Additional surgeries were required and ultimately Ms. Smith filed claims against her neighbors for harboring a dangerous animal.
Steve’s whereabouts are unknown, the claims were denied, and Ms. Smith moved away.
The case of the pissed-off paisan
Ted Conti began his claim career at a TPA handling auto claims for a national cable TV provider. In one case he recalls, he had been assigned a claim for a three-car accident occurring at a busy intersection near Dallas. The three vehicles were turning left, with the insured in the middle lane.
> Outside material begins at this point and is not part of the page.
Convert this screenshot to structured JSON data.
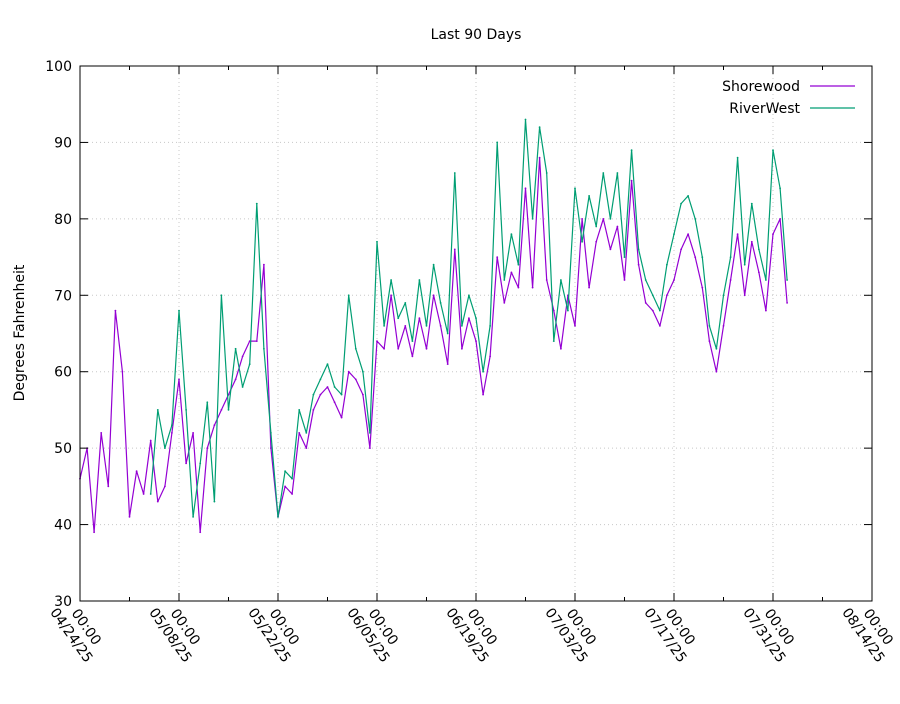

One claimant, an older woman driving a luxury car, was in the left lane; in the right was a delivery van for a food company.
Ted conducted a thorough investigation that included recorded statements of all the drivers, first contacting the driver in the left lane. This lady was “beyond cordial,” and commented on Ted’s pleasant demeanor, adding that Ted’s Italian surname gave her confidence that he would treat her fairly (the lady was also of Italian descent).
However, the lady’s statement contradicted those of the other drivers and she was amendment in her belief my insured was the at-fault party. Ted obtained the police report and found a witness to the accident, the clerk of a nearby convenience store who had seen the accident and called 911. His statement implicated the “nice woman in in the luxury car,” so Ted contacted both claimants and asked the lady to file the claim with her own insurer.
“A week later I received a card in the mail,” Ted recalls. “It was a lovely eggshell blue with robins on a tree branch feeding their young in the nest.” Ted opened the card and read the note: ”Mr. Conti, I knew from the moment I first spoke to you, that you were a no-good, thieving, lying Sicilian.” The note went on, abusing his family and his newly chosen profession. “Right then,” he says, ” I knew this was going to be the job for me.”